Christian Godtfred Rump (8 December 1816 – 25 May 1880) was one of the most productive Danish painters of his times. He first painted mainly genre and history works but later concentrated on landscapes.

==Biography==
Born in Hillerød, Rump moved to Copenhagen when he was 16 and studied painting at the Royal Danish Academy of Fine Arts. He also worked in J.L. Lund's studio where many young painters gained experience in national romanticism.

In 1836, he exhibited a portrait at Charlottenborg but then concentrated for a time on history painting. However, moving with the trends of the times, he soon turned to genre painting with rural motifs. A few years later, possibly influenced by J.Th. Lundbye and P.C. Skovgaard, he found his true vocation, landscape painting. After spending some time in Italy in (1857–58), he became more adept at depicting the effects of light shining through foliage or through the mist, gaining wide recognition for his paintings of forests.

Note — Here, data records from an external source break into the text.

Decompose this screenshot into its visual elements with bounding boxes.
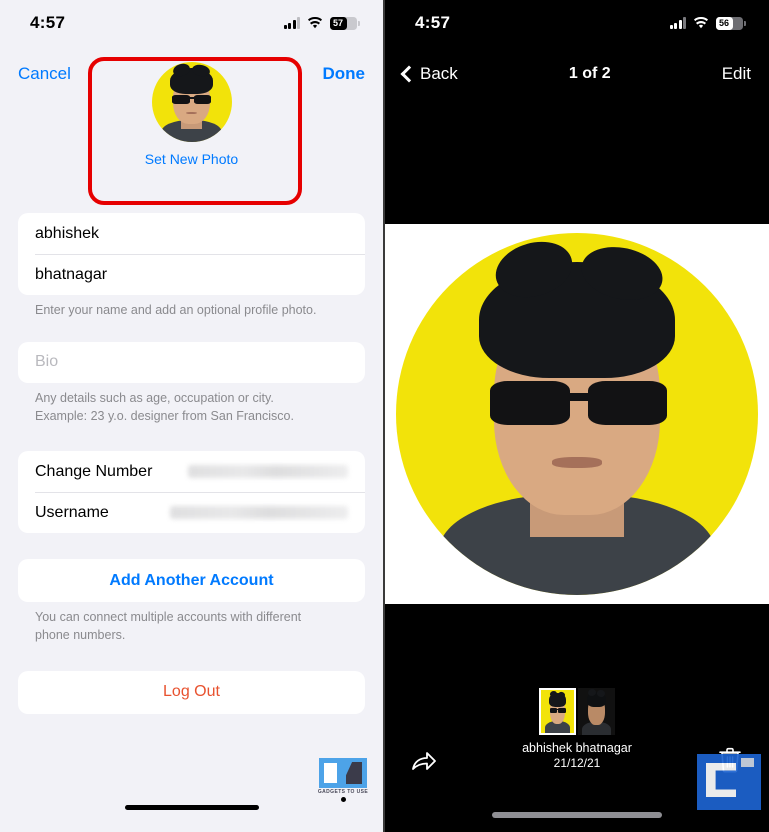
left-form-area: abhishek bhatnagar Enter your name and a… bbox=[0, 213, 383, 714]
name-hint: Enter your name and add an optional prof… bbox=[35, 303, 317, 317]
bio-card: Bio bbox=[18, 341, 365, 383]
status-bar-left: 4:57 57 bbox=[0, 0, 383, 46]
left-phone-screen: 4:57 57 Cancel Done Set New Photo abhish… bbox=[0, 0, 385, 832]
bio-input[interactable]: Bio bbox=[18, 342, 365, 383]
account-card: Change Number Username bbox=[18, 451, 365, 534]
portrait-artwork-thumb bbox=[541, 690, 574, 733]
change-number-label: Change Number bbox=[35, 462, 153, 480]
status-time: 4:57 bbox=[30, 13, 66, 32]
home-indicator-right[interactable] bbox=[492, 812, 662, 818]
add-account-hint-line1: You can connect multiple accounts with d… bbox=[35, 610, 302, 625]
photo-counter: 1 of 2 bbox=[568, 65, 611, 82]
change-number-value-redacted bbox=[188, 465, 348, 479]
cellular-bars-icon bbox=[283, 17, 300, 29]
battery-icon: 56 bbox=[716, 16, 746, 30]
cellular-bars-icon bbox=[669, 17, 686, 29]
last-name-input[interactable]: bhatnagar bbox=[18, 254, 365, 295]
change-number-row[interactable]: Change Number bbox=[18, 451, 365, 492]
share-arrow-icon[interactable] bbox=[407, 745, 441, 775]
wifi-icon bbox=[308, 17, 322, 29]
photo-viewer[interactable] bbox=[385, 224, 769, 604]
dual-screenshot-container: 4:57 57 Cancel Done Set New Photo abhish… bbox=[0, 0, 769, 832]
status-indicators: 57 bbox=[283, 16, 360, 30]
profile-photo-large[interactable] bbox=[396, 233, 758, 595]
wifi-icon bbox=[694, 17, 708, 29]
right-nav-bar: Back 1 of 2 Edit bbox=[385, 46, 769, 102]
avatar-block[interactable]: Set New Photo bbox=[0, 62, 383, 167]
watermark-dot bbox=[340, 797, 346, 802]
name-card: abhishek bhatnagar bbox=[18, 213, 365, 295]
first-name-input[interactable]: abhishek bbox=[18, 213, 365, 254]
portrait-artwork-large bbox=[396, 233, 758, 595]
gadgets-to-use-watermark: GADGETS TO USE bbox=[317, 758, 369, 802]
lingrui-logo-icon bbox=[697, 754, 761, 810]
username-row[interactable]: Username bbox=[18, 492, 365, 533]
back-label: Back bbox=[420, 64, 458, 83]
gadgets-to-use-logo-icon bbox=[319, 758, 367, 788]
add-another-account-button[interactable]: Add Another Account bbox=[18, 559, 365, 602]
home-indicator-left[interactable] bbox=[124, 805, 259, 810]
chevron-left-icon bbox=[400, 65, 418, 83]
status-bar-right: 4:57 56 bbox=[385, 0, 769, 46]
status-time-right: 4:57 bbox=[415, 13, 451, 32]
thumbnail-list bbox=[539, 688, 615, 735]
right-phone-screen: 4:57 56 Back 1 of 2 Edit abhishek bhatna… bbox=[385, 0, 769, 832]
bio-hint-line2: Example: 23 y.o. designer from San Franc… bbox=[35, 408, 294, 423]
battery-percent: 57 bbox=[333, 17, 344, 28]
profile-photo[interactable] bbox=[151, 62, 232, 142]
add-account-card[interactable]: Add Another Account bbox=[18, 559, 365, 603]
add-account-hint-line2: phone numbers. bbox=[35, 628, 126, 642]
gadgets-to-use-label: GADGETS TO USE bbox=[317, 789, 369, 795]
edit-button[interactable]: Edit bbox=[722, 64, 751, 84]
battery-icon: 57 bbox=[330, 16, 360, 30]
back-button[interactable]: Back bbox=[400, 64, 458, 84]
thumbnail-1[interactable] bbox=[539, 688, 576, 735]
thumbnail-2[interactable] bbox=[578, 688, 615, 735]
bio-hint-line1: Any details such as age, occupation or c… bbox=[35, 390, 274, 405]
logout-card[interactable]: Log Out bbox=[18, 670, 365, 714]
portrait-artwork bbox=[152, 62, 232, 142]
set-new-photo-button[interactable]: Set New Photo bbox=[145, 151, 238, 167]
status-indicators-right: 56 bbox=[669, 16, 746, 30]
username-value-redacted bbox=[170, 506, 348, 520]
username-label: Username bbox=[35, 503, 109, 521]
log-out-button[interactable]: Log Out bbox=[18, 671, 365, 714]
battery-percent-right: 56 bbox=[719, 17, 730, 28]
portrait-artwork-thumb-2 bbox=[578, 688, 615, 735]
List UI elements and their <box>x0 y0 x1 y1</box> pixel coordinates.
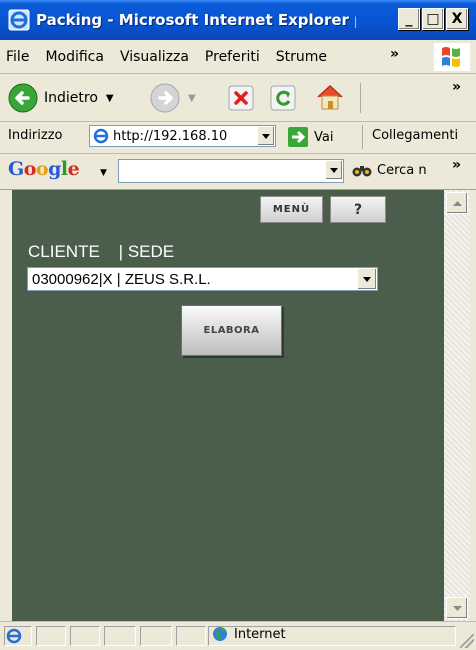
cliente-dropdown-button[interactable] <box>357 268 377 290</box>
google-cerca-label: Cerca n <box>377 162 427 178</box>
google-menu-dropdown-icon[interactable]: ▼ <box>100 168 107 178</box>
help-button[interactable]: ? <box>330 196 386 223</box>
zone-label: Internet <box>234 626 286 642</box>
links-button[interactable]: Collegamenti <box>372 128 458 143</box>
home-button[interactable] <box>314 81 346 116</box>
elabora-button[interactable]: ELABORA <box>181 305 282 356</box>
back-label: Indietro <box>44 90 98 106</box>
globe-icon <box>213 627 227 641</box>
maximize-button[interactable]: □ <box>422 8 444 30</box>
status-bar: Internet <box>0 621 476 650</box>
menu-modifica[interactable]: Modifica <box>45 49 104 65</box>
ie-app-icon[interactable] <box>8 9 30 31</box>
security-zone: Internet <box>212 626 286 642</box>
toolbar-chevron-icon[interactable]: » <box>452 79 461 95</box>
cliente-sede-label: CLIENTE | SEDE <box>28 242 175 261</box>
status-panel <box>104 626 136 646</box>
go-arrow-icon <box>288 127 308 147</box>
toolbar-separator <box>360 83 361 113</box>
cliente-select[interactable]: 03000962|X | ZEUS S.R.L. <box>27 267 378 291</box>
menu-button[interactable]: MENÙ <box>260 196 323 223</box>
standard-toolbar: Indietro ▼ ▼ » <box>0 75 476 122</box>
vertical-scrollbar[interactable] <box>444 190 470 621</box>
chevron-down-icon <box>330 167 338 173</box>
windows-logo-icon <box>434 43 470 71</box>
chevron-up-icon <box>452 200 462 206</box>
page-status-icon <box>6 628 22 644</box>
status-panel <box>36 626 66 646</box>
google-toolbar: Google ▼ Cerca n » <box>0 153 476 190</box>
google-logo[interactable]: Google <box>8 158 80 180</box>
resize-grip-icon[interactable] <box>460 634 474 648</box>
chevron-down-icon <box>363 276 371 282</box>
refresh-button[interactable] <box>270 85 296 114</box>
menu-bar: File Modifica Visualizza Preferiti Strum… <box>0 40 476 74</box>
back-button[interactable]: Indietro ▼ <box>8 83 114 113</box>
forward-dropdown-icon[interactable]: ▼ <box>188 93 196 104</box>
go-button[interactable]: Vai <box>287 126 333 148</box>
address-url: http://192.168.10 <box>113 128 228 144</box>
google-search-input[interactable] <box>118 159 344 183</box>
ie-page-icon <box>93 128 109 144</box>
forward-button[interactable]: ▼ <box>150 83 196 113</box>
window-title: Packing - Microsoft Internet Explorer pr… <box>36 11 356 29</box>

Rump was a member of the Academy from 1866, becoming a professor in 1874. His work is now considered to have been overshadowed by Lundbye and Skovgaard at a time when together with Janus la Cour and Godfred Christensen, his traditional approach was increasingly threatened by modern French trends such as Impressionism.

==Awards==
In 1849, Rump was awarded the Thorvaldsen Medal.